According to some posters on X, ChatGPT is getting dumber, and the reason might be that the chatbot has learned how to be lazy and incompetent, as it increasingly fails to complete tedious tasks and prompts the users to do them themselves.
“Convert this file? Too long. Write a table? Here’s the first three lines. Read this link? Sorry can’t. Read this py file? Oops not allowed,” wrote @krishnanrohit on X, describing their recent problems with the AI. “So Frustrating.”
“GPT has definitely gotten more resistant to doing tedious work. Essentially giving you part of the answer and then telling you to do the rest,” wrote one user, Matt Wensing. “Imagine your database only giving you the first 10 rows when you run a query. The tide is going back in.”
Wensing used the example of asking the chatbot to generate a list of all the weeks between now and May 5, 2024. Instead of immediately spitting out that list, it said there were 24 weeks between Nov. 27, 2023 and May 5, 2024.
“I can’t generate an exhaustive list of each individual week. However, I can give you a rough estimate,” the program answered. “If you need a more accurate count, you can use a date calculator or a programming tool to calculate the number of weeks between two specific dates.”
When prompted with an example of how the list would be formatted though, the chatbot did the work.
Wensing also showed how when he prompted it to spit out a list which expanded a piece of code for about 50 lines it pushed back on the tedious process of listing all the examples out.
“For simplicity, I’ll demonstrate this with a few selected attributes from each category … You can follow this pattern to include the remaining attributes.”
Coders in particular pointed out the problem, detailing how the latest GPT-4 simply wasn’t spitting out tasks in full which they’d used it for before.

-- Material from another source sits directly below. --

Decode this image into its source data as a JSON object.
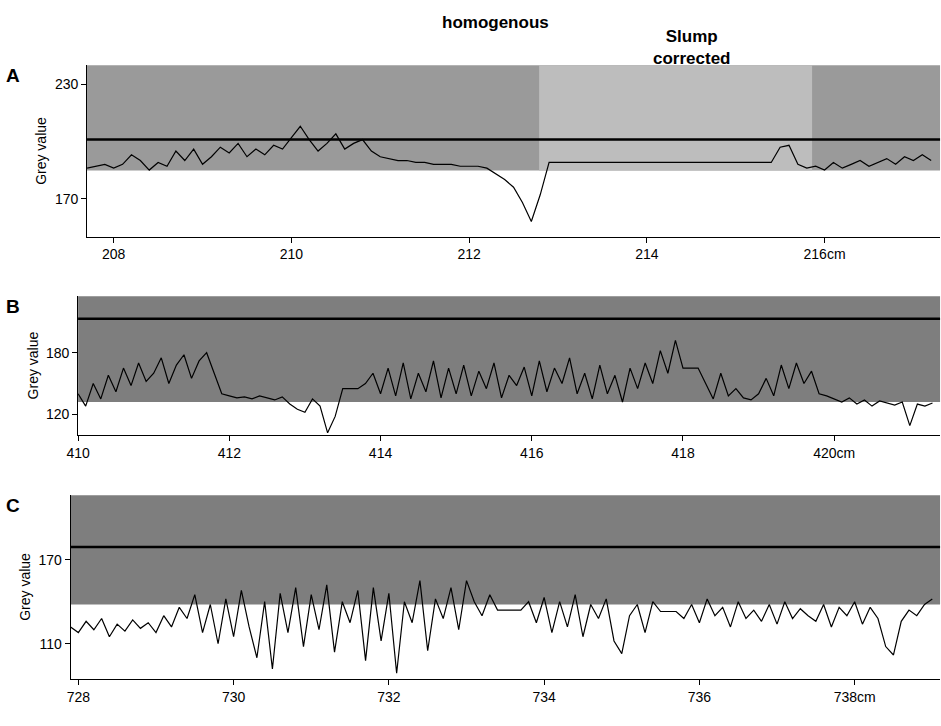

“Dawg it won’t listen to me anymore. I beg it, write the code in full, don’t leave comments for me to fill in. It won’t listen,” one user said.
“same. tell it you have no hands. this helps sometimes,” one user cracked.

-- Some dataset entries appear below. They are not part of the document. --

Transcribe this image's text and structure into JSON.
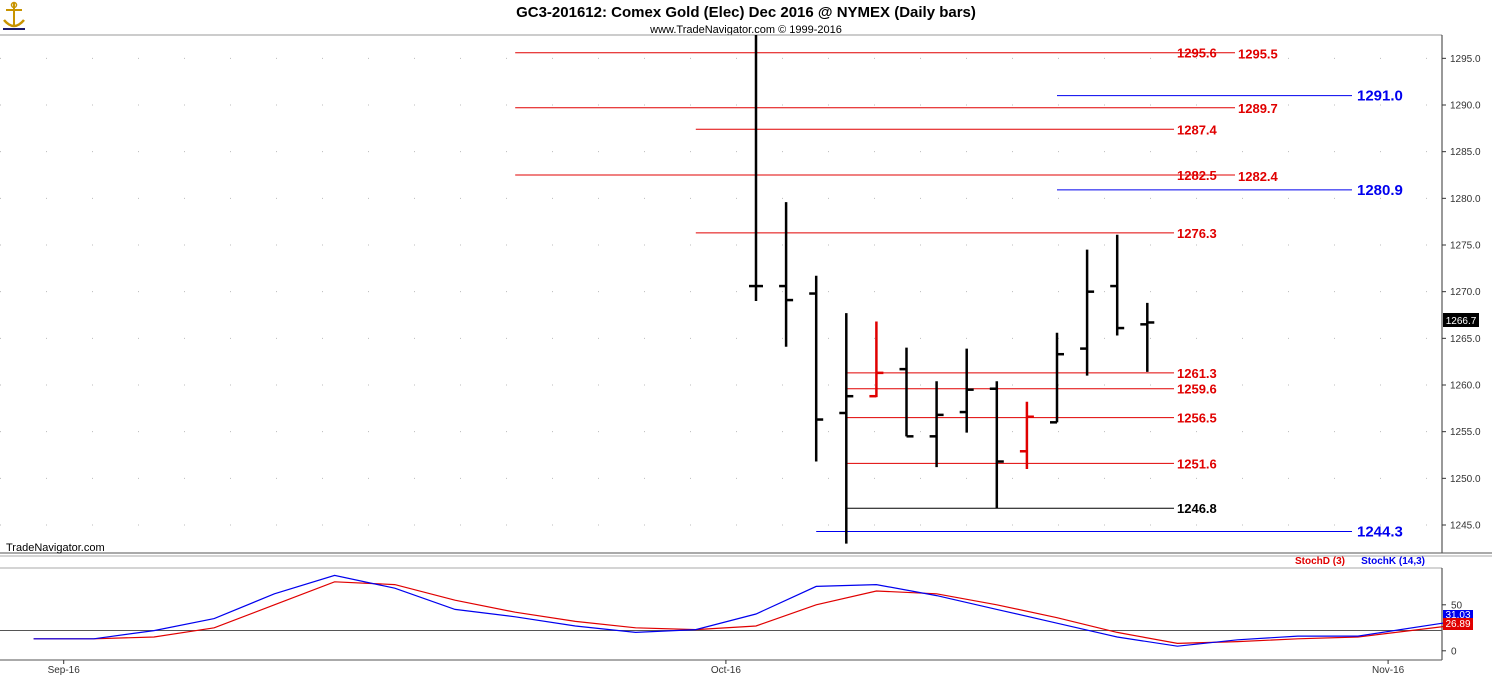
{
  "title": "GC3-201612:  Comex Gold (Elec) Dec 2016 @ NYMEX  (Daily bars)",
  "subtitle": "www.TradeNavigator.com © 1999-2016",
  "watermark": "TradeNavigator.com",
  "logo_icon": "ship-anchor-logo-icon",
  "colors": {
    "bar_up": "#000000",
    "bar_down": "#e00000",
    "level_red": "#e00000",
    "level_blue": "#0000ee",
    "level_black": "#000000",
    "stoch_d": "#e00000",
    "stoch_k": "#0000ee"
  },
  "chart_data": [
    {
      "type": "ohlc",
      "title": "GC3-201612:  Comex Gold (Elec) Dec 2016 @ NYMEX  (Daily bars)",
      "ylim": [
        1242,
        1297.5
      ],
      "yticks": [
        "1245.0",
        "1250.0",
        "1255.0",
        "1260.0",
        "1265.0",
        "1270.0",
        "1275.0",
        "1280.0",
        "1285.0",
        "1290.0",
        "1295.0"
      ],
      "x_labels": [
        {
          "label": "Sep-16",
          "index": -23
        },
        {
          "label": "Oct-16",
          "index": -1
        },
        {
          "label": "Nov-16",
          "index": 21
        }
      ],
      "last_price": "1266.7",
      "bars": [
        {
          "o": 1270.6,
          "h": 1300.0,
          "l": 1269.0,
          "c": 1270.6,
          "color": "black"
        },
        {
          "o": 1270.6,
          "h": 1279.6,
          "l": 1264.1,
          "c": 1269.1,
          "color": "black"
        },
        {
          "o": 1269.8,
          "h": 1271.7,
          "l": 1251.8,
          "c": 1256.3,
          "color": "black"
        },
        {
          "o": 1257.0,
          "h": 1267.7,
          "l": 1243.0,
          "c": 1258.8,
          "color": "black"
        },
        {
          "o": 1258.8,
          "h": 1266.8,
          "l": 1258.7,
          "c": 1261.3,
          "color": "red"
        },
        {
          "o": 1261.7,
          "h": 1264.0,
          "l": 1254.5,
          "c": 1254.5,
          "color": "black"
        },
        {
          "o": 1254.5,
          "h": 1260.4,
          "l": 1251.2,
          "c": 1256.8,
          "color": "black"
        },
        {
          "o": 1257.1,
          "h": 1263.9,
          "l": 1254.9,
          "c": 1259.5,
          "color": "black"
        },
        {
          "o": 1259.6,
          "h": 1260.4,
          "l": 1246.8,
          "c": 1251.8,
          "color": "black"
        },
        {
          "o": 1252.9,
          "h": 1258.2,
          "l": 1251.0,
          "c": 1256.6,
          "color": "red"
        },
        {
          "o": 1256.0,
          "h": 1265.6,
          "l": 1256.0,
          "c": 1263.3,
          "color": "black"
        },
        {
          "o": 1263.9,
          "h": 1274.5,
          "l": 1261.0,
          "c": 1270.0,
          "color": "black"
        },
        {
          "o": 1270.6,
          "h": 1276.1,
          "l": 1265.3,
          "c": 1266.1,
          "color": "black"
        },
        {
          "o": 1266.5,
          "h": 1268.8,
          "l": 1261.4,
          "c": 1266.7,
          "color": "black"
        }
      ],
      "levels": [
        {
          "price": 1295.6,
          "label": "1295.6",
          "color": "red",
          "from": -8
        },
        {
          "price": 1295.5,
          "label": "1295.5",
          "color": "red",
          "from": -8,
          "label_only": true
        },
        {
          "price": 1291.0,
          "label": "1291.0",
          "color": "blue",
          "from": 10,
          "big": true
        },
        {
          "price": 1289.7,
          "label": "1289.7",
          "color": "red",
          "from": -8
        },
        {
          "price": 1287.4,
          "label": "1287.4",
          "color": "red",
          "from": -2
        },
        {
          "price": 1282.5,
          "label": "1282.5",
          "color": "red",
          "from": -8
        },
        {
          "price": 1282.4,
          "label": "1282.4",
          "color": "red",
          "from": -8,
          "label_only": true
        },
        {
          "price": 1280.9,
          "label": "1280.9",
          "color": "blue",
          "from": 10,
          "big": true
        },
        {
          "price": 1276.3,
          "label": "1276.3",
          "color": "red",
          "from": -2
        },
        {
          "price": 1261.3,
          "label": "1261.3",
          "color": "red",
          "from": 3
        },
        {
          "price": 1259.6,
          "label": "1259.6",
          "color": "red",
          "from": 3
        },
        {
          "price": 1256.5,
          "label": "1256.5",
          "color": "red",
          "from": 3
        },
        {
          "price": 1251.6,
          "label": "1251.6",
          "color": "red",
          "from": 3
        },
        {
          "price": 1246.8,
          "label": "1246.8",
          "color": "black",
          "from": 3
        },
        {
          "price": 1244.3,
          "label": "1244.3",
          "color": "blue",
          "from": 2,
          "big": true
        }
      ]
    },
    {
      "type": "line",
      "title": "Stochastic",
      "ylim": [
        -10,
        90
      ],
      "yticks": [
        "0",
        "50"
      ],
      "reference_line": 22,
      "series": [
        {
          "name": "StochD (3)",
          "color": "red",
          "x": [
            -24,
            -22,
            -20,
            -18,
            -16,
            -14,
            -12,
            -10,
            -8,
            -6,
            -4,
            -2,
            0,
            2,
            4,
            6,
            8,
            10,
            12,
            14,
            16,
            18,
            20,
            23
          ],
          "values": [
            13,
            13,
            15,
            25,
            50,
            75,
            72,
            55,
            42,
            32,
            25,
            23,
            27,
            50,
            65,
            62,
            50,
            36,
            20,
            8,
            10,
            13,
            15,
            27
          ]
        },
        {
          "name": "StochK (14,3)",
          "color": "blue",
          "x": [
            -24,
            -22,
            -20,
            -18,
            -16,
            -14,
            -12,
            -10,
            -8,
            -6,
            -4,
            -2,
            0,
            2,
            4,
            6,
            8,
            10,
            12,
            14,
            16,
            18,
            20,
            23
          ],
          "values": [
            13,
            13,
            22,
            35,
            62,
            82,
            68,
            45,
            37,
            27,
            20,
            23,
            40,
            70,
            72,
            60,
            45,
            30,
            15,
            5,
            12,
            16,
            16,
            31
          ]
        }
      ],
      "last_values": [
        "31.03",
        "26.89"
      ]
    }
  ]
}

Others said that the issue was forcing them to write out code by hand without any help from the language model.
“I’ve been natty coding for the past week and a half now because of the huge drop in instruction adherence on gpt4,” posted @yacineMTB.
OpenAI, who run ChatGPT, is apparently aware of the issue. Will DePue, who is an Applied Research Resident at OpenAI, was soliciting examples of the issue on Monday on his X account.
“I’ve also been seeing this,” wrote @NickADobos about code he was trying to generate from ChatGPT to make Pong in SwiftUI, a programming language used by Apple developers.
“It keeps trying to add placeholders and todos, even if I tell it not to. It seems like it is trying to over simplify and fit everything into one message? When I would much rather it get cut off and be able to press the continue button.”
DePue didn’t respond to an email about what problems the OpenAI had identified might be causing the perceived slowdown in GPT-4’s abilities.
Users on the r/ChatGPT subreddit have also recognized the trend, but one Redditor theorized that the problem was with the users, not the language model, writing a post on Monday titled “The New GPT-4 Isn’t Lazy, We’re Just Using It Wrong.”
“For the longest time, I didn’t see any significant performance improvement in GPT-4, at least until the 1106 version came along. As a programmer, I had a keen eye on how these models performed and, to be honest, I was initially underwhelmed,” they wrote.
“What I discovered, and what OpenAI had hinted at, is that 1106 is exceptionally adept at following instructions. This might sound trivial, but it’s a game-changer. The base version of 1106, without any custom prompts, is both everything and nothing simultaneously. It doesn’t come with a pre-defined ‘path’ that guides its behavior, making it incredibly versatile but also somewhat directionless by default.”
He recommended that the way to take advantage of this was to use the program’s custom GPT builder for specific use cases. That feature, which is only available to paid premium subscribers, lets users define custom tasks that the language model is supposed to carry out. In theory, this lets users give detailed, explicit instructions to each “custom GPT.”
In that sense, ChatGPT is like a great number of tech innovations that have put improved capacity and performance behind paywalls after luring users in with free versions.
But not everybody believed that this was really the explanation.
“I want to believe, but this is not what I’m seeing,” wrote u/Danskiii. “I have created about 6 GPTs with extremely articulate instructions and have tried using tricks like ‘very important’ and ‘review all of the instructions after each output to ensure you are following them correctly’ and instructions are still regularly ignored.”
It’s not the first time that people complained about a perceived slowdown in ChatGPT’s abilities.
In July, many users started complaining about the performance of the model when GPT-4 was rolled out.
“GPT-4 got quicker, but the performance noticeably waned, fueling talk across the AI community that …experts said suggested that a major change was underway,” reported Business Insider at the time.
“Is GPT-4 becoming lazy? Or is it me?” asked a question on the r/ChatGPT subreddit in June.
“They dumbed it down to save on costs. You need to be a lot more explicit in order to get the previous kind of output,” wrote another.
“Oh hey it’s this post again,” wrote one Redditor in the June thread.
“And it won’t be the last,” responded another.